Publié le 01/01/2004 par Jean-Michel Vlaeminckx / Catégorie: Entrevue

La distribution est amenée à connaître de nombreux changements dans les mois à venir. Nous avons demandé à Eliane Dubois, qui dirige la plus grosse société de films indépendants en Belgique via Cinélibre et Cinéart, de nous parler de ces mutations : l'arrivée de la projection numérique, le regroupement de distributeurs indépendants en Europe, la place du DVD par rapport à la sortie en salles, le VoD, l'éducation à l'écriture cinématographique du jeune public, etc.
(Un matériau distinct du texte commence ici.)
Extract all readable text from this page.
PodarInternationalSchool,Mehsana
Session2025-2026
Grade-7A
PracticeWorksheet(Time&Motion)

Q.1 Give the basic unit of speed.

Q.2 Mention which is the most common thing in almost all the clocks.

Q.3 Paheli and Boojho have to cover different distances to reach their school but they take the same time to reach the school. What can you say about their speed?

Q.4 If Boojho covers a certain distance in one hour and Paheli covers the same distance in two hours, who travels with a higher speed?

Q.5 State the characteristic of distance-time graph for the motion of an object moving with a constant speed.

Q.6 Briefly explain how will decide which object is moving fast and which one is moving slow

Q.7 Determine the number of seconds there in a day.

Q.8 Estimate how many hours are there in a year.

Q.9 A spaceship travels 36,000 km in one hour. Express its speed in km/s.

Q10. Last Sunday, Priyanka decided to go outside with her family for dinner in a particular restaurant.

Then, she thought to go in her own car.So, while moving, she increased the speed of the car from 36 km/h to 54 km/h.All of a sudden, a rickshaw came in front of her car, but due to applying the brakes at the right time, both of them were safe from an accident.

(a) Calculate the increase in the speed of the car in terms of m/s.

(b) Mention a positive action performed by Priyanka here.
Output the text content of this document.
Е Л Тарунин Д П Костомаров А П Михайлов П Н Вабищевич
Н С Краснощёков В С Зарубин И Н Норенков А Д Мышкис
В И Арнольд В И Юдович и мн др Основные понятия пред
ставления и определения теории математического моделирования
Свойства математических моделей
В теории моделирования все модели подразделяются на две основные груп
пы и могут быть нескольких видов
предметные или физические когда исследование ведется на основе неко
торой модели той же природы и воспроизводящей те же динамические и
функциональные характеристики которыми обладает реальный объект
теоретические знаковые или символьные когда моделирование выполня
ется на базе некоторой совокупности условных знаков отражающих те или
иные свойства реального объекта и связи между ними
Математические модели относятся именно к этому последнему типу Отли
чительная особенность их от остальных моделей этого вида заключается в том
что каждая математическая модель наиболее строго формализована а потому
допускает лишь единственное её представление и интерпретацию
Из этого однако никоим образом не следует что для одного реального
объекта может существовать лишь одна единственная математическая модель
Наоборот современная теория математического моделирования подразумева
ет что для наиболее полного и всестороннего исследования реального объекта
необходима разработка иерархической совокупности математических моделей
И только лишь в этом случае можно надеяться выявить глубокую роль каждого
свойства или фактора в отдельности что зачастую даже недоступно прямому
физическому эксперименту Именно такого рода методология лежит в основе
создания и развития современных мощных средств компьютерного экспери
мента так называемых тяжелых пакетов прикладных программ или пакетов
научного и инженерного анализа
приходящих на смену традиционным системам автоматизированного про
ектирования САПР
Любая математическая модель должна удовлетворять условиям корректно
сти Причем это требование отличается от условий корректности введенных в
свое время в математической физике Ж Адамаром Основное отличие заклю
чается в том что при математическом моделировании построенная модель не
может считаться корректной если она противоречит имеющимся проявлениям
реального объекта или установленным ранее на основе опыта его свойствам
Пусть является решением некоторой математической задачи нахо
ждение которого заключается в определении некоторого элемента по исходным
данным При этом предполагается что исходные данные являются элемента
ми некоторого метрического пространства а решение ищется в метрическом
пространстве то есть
Eliane Dubois © JMV/Cinergie

 

Cinergie : Pour la promotion et l'achat de films nous avons appris que Cinéart s'était regroupé avec Haut et Court (France), A-Films (Pays-Bas), Frenetic Films (Suisse) et Lucky Red (Italie). Cela permet-il l'acquisition de films dont les prix ne cessent de grimper sur le marché ?
E.D. : On discute de cette idée depuis longtemps et cela s'est concrétisé à Cannes par la création d'une société basée en France. Il s'agit d'un pool d'achat dont on est chacun actionnaire et partenaire. Les différents distributeurs étant à ce moment-là les distributeurs locaux des films qu'on décide d'acheter. Cela permet à des distributeurs indépendants d'accéder aux des films porteurs, dont ils ont besoin chaque année pour survivre ou d'accéder aux films à des prix abordables. Il nous a semblé qu'à long terme, il était important de réussir là où d'autres ont échoué, en en tirant les leçons. C'est ce qu'a essayé de faire Polygram/Universal, de même que Studio Canal. Créer un mini Studio Canal européen. Ce qui nous a rapprochés est une expérience commune entre distributeurs qui à force de se côtoyer comparent les prix et se battent pour obtenir des conditions équivalentes. L 'apparition du DVD, où nous pouvons davantage contrôler les dates de sorties, nous a fait penser que nous avions intérêt à se regrouper. Le principe étant que les territoires sont solidaires au niveau financier, ce qui veut dire que l'on paie un certain montant et que tout revient dans un pot commun.
Cela correspondait à ce que MEDIA attendait de nous depuis longtemps mais qu'on ne voyait pas comment mettre en œuvre parce qu'on ne voyait pas pourquoi on était obligé d'acheter les mêmes films que Bac ou que Diaphana. Dans ce cas-ci ils sont très enthousiastes et ont trouvé une clause particulière pour booster ce genre de projet. L'intérêt des vendeurs, en pouvant annoncer que cinq distributeurs ont acheté leur film, c'est que cela leur donne une valeur ajoutée sur le plan de la vente internationale. On est beaucoup plus fort en festival que si nous étions restés seuls. Ceci étant, chacun garde son indépendance pour des tas d'autres films que nous distribuons seuls. Nous en avons beaucoup. Mais on pourrait imaginer qu'à un certain moment chacun se suffit des achats que l'on ferait en commun.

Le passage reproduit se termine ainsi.